Organ Chem Ch 10 Organohalides and Alkyl Halides

Organohalides and Alkyl Halides

• Definition: Organohalides are organic compounds containing one or more halogen atoms.

• Examples: Found in solvents, inhaled anesthetics, and fumigants.

• Structure: Alkyl halides have a halogen atom bonded to a saturated, sp³-hybridized carbon atom.

Naming and Structures of Alkyl Halides

• Haloalkanes: Alkenes with a halogen substituent.

• Naming Process:

  • Step 1: Identify the longest carbon chain as the parent (considering double/triple bonds).

  • Step 2: Number the parent chain starting from the end nearest the first substituent.
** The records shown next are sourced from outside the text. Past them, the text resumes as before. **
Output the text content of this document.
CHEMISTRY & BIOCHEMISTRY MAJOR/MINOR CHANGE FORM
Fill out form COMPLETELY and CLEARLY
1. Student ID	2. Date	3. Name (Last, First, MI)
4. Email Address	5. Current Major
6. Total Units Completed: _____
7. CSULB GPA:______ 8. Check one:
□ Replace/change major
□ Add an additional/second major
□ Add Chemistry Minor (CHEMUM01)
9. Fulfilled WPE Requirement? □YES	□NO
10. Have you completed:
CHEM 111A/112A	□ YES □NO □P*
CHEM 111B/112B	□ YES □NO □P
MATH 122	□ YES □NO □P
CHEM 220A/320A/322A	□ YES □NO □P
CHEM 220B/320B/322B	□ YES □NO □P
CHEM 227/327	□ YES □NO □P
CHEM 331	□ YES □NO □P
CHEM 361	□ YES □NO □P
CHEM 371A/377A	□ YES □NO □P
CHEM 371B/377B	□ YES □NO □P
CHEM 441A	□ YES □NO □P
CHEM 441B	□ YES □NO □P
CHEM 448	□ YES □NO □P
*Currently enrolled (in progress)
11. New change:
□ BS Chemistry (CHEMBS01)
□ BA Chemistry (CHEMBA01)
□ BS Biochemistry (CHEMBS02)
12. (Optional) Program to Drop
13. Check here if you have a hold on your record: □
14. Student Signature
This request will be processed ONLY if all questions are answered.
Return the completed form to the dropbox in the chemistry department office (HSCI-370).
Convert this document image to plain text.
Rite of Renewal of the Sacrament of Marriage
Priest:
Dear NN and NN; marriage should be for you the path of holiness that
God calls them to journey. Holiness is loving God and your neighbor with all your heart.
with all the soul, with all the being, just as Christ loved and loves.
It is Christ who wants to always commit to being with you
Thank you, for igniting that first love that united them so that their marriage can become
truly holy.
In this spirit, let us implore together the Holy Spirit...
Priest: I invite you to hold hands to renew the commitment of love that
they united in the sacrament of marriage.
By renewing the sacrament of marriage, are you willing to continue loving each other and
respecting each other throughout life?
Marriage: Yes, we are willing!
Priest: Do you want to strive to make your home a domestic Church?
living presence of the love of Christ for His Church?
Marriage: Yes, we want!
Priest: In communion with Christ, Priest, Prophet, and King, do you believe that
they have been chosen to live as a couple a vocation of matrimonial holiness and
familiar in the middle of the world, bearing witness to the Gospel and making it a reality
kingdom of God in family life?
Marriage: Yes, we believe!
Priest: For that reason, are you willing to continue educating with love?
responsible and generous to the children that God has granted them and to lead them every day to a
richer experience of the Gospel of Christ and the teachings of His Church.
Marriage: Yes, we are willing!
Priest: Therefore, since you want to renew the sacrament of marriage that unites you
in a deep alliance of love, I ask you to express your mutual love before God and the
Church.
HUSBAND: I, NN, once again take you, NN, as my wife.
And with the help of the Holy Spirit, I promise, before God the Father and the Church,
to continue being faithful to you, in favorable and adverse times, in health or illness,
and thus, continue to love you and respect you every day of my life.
  • Step 3: If both ends give the same numbering, start from the end closer to the substituent with alphabetical preference.

  • Halogens listed along with alkyl groups in alphabetical order.
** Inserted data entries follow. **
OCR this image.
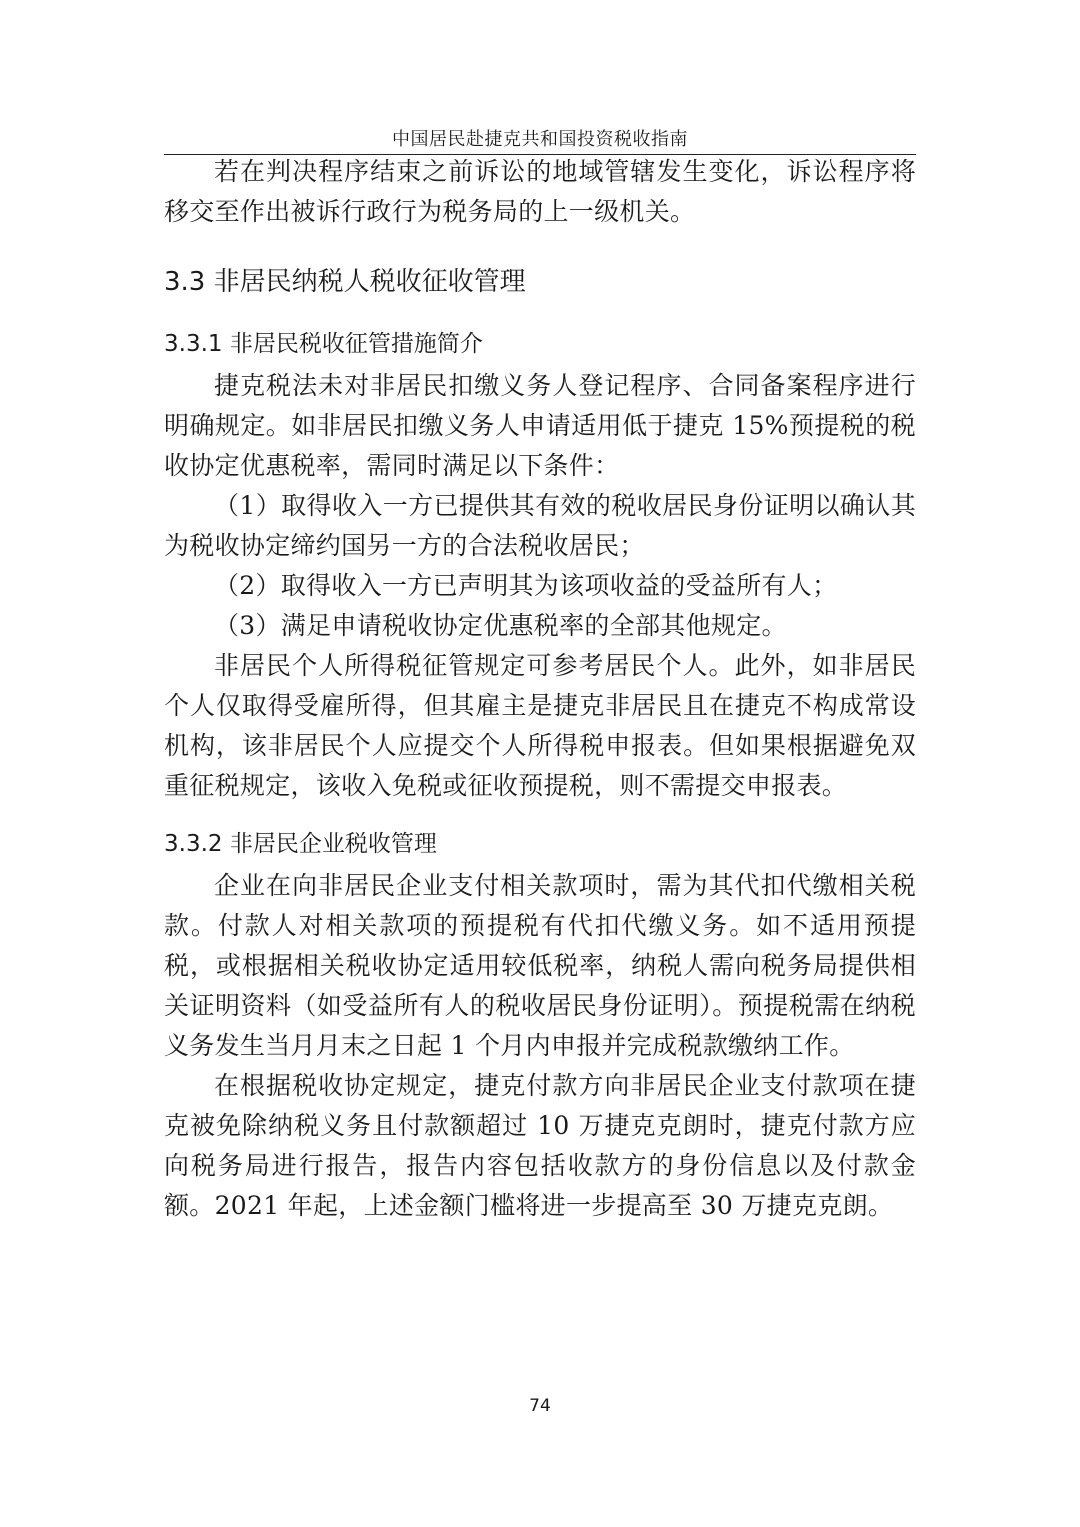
中国居民赴捷克共和国投资税收指南

若在判决程序结束之前诉讼的地域管辖发生变化，诉讼程序将移交至作出被诉行政行为税务局的上一级机关。

3.3 非居民纳税人税收征收管理
3.3.1 非居民税收征管措施简介

捷克税法未对非居民扣缴义务人登记程序、合同备案程序进行明确规定。如非居民扣缴义务人申请适用低于捷克 15%预提税的税收协定优惠税率，需同时满足以下条件：

（1）取得收入一方已提供其有效的税收居民身份证明以确认其为税收协定缔约国另一方的合法税收居民；

（2）取得收入一方已声明其为该项收益的受益所有人；

（3）满足申请税收协定优惠税率的全部其他规定。

非居民个人所得税征管规定可参考居民个人。此外，如非居民个人仅取得受雇所得，但其雇主是捷克非居民且在捷克不构成常设机构，该非居民个人应提交个人所得税申报表。但如果根据避免双重征税规定，该收入免税或征收预提税，则不需提交申报表。

3.3.2 非居民企业税收管理

企业在向非居民企业支付相关款项时，需为其代扣代缴相关税款。付款人对相关款项的预提税有代扣代缴义务。如不适用预提税，或根据相关税收协定适用较低税率，纳税人需向税务局提供相关证明资料（如受益所有人的税收居民身份证明）。预提税需在纳税义务发生当月月末之日起 1 个月内申报并完成税款缴纳工作。

在根据税收协定规定，捷克付款方向非居民企业支付款项在捷克被免除纳税义务且付款额超过 10 万捷克克朗时，捷克付款方应向税务局进行报告，报告内容包括收款方的身份信息以及付款金额。2021 年起，上述金额门槛将进一步提高至 30 万捷克克朗。

74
• Example: CH₃I is named iodomethane (methyl iodide).

Comparison of Halomethanes

• Trends:

  • Size of halogens increases down the periodic table.

  • C–X bond lengths increase and C–X bond strengths decrease.

Polarity of C–X Bonds

• Halomethanes exhibit significant dipole moments:

  • Carbon (δ+) exhibits slight positive charge.

  • Halogens (δ−) exhibit slight negative charge.

• Reactivity: C–X bond makes carbon behave as an electrophile in polar reactions.

Radical Halogenation of Alkanes

• Process: Alkanes react with Cl₂ or Br₂ in the presence of light via radical chain-reaction.

• Requirements: Initiation, propagation, and termination.

• Reactivity: Tertiary radicals are more stable than secondary and primary.

Allylic Bromination

• Reactant: Alkenes treated with N-bromosuccinimide (NBS) to produce alkyl halides.

• Mechanism: Hydrogen is substituted with bromine at allylic position, characterized by radical formation.

Stability of The Allyl Radical

• Hybridization: Allyl radicals adopt sp² hybridization.

• Delocalization: Unpaired electrons are stabilized through resonance, resulting in increased stability.

• Reactivity: Allyl radicals can yield a mixture of products when brominated.

Preparing Alkyl Halides from Alcohols

• Method: Treat alcohols with HCl, HBr, or HI for alkyl halide formation.

• Optimal Conditions: Use thionyl chloride or phosphorus tribromide for primary and secondary alcohols.

Reactions of Alkyl Halides: Grignard Reagents

• Formation: Reaction of RX (alkyl halide) with magnesium in ether/THF forms Grignard reagents (RMgX).

• Properties: Carbon in Grignard reagents is nucleophilic and basophilic.

Organometallic Coupling Reactions

• Gilman Reagents: Alkyl lithium compounds formed from lithium and alkyl halides.

• Reactions: Gilman reagents can undergo coupling reactions with organohalides to form carbon–carbon bonds.

Suzuki–Miyaura Reaction

• Reaction: Coupling of an aromatic or vinyl substituted boronic acid with its corresponding organohalide under palladium catalysis.

Oxidation and Reduction in Organic Chemistry

• Oxidation: Decreases electron density, forming C–O, C–N, C–X bonds.

• Reduction: Increases electron density, forming C–H or C–C bonds.

• Example of Oxidation: Chlorination of methane is an oxidation reaction.

Summary of Key Concepts

• Alkyl halides are crucial in organic chemistry and have well-studied reactions.

• Prepared from alkenes or alcohols through various methods including radical reactions and Grignard formations.

• Understanding the properties and reactivity of alkyl halides is essential for mastering organic reactions.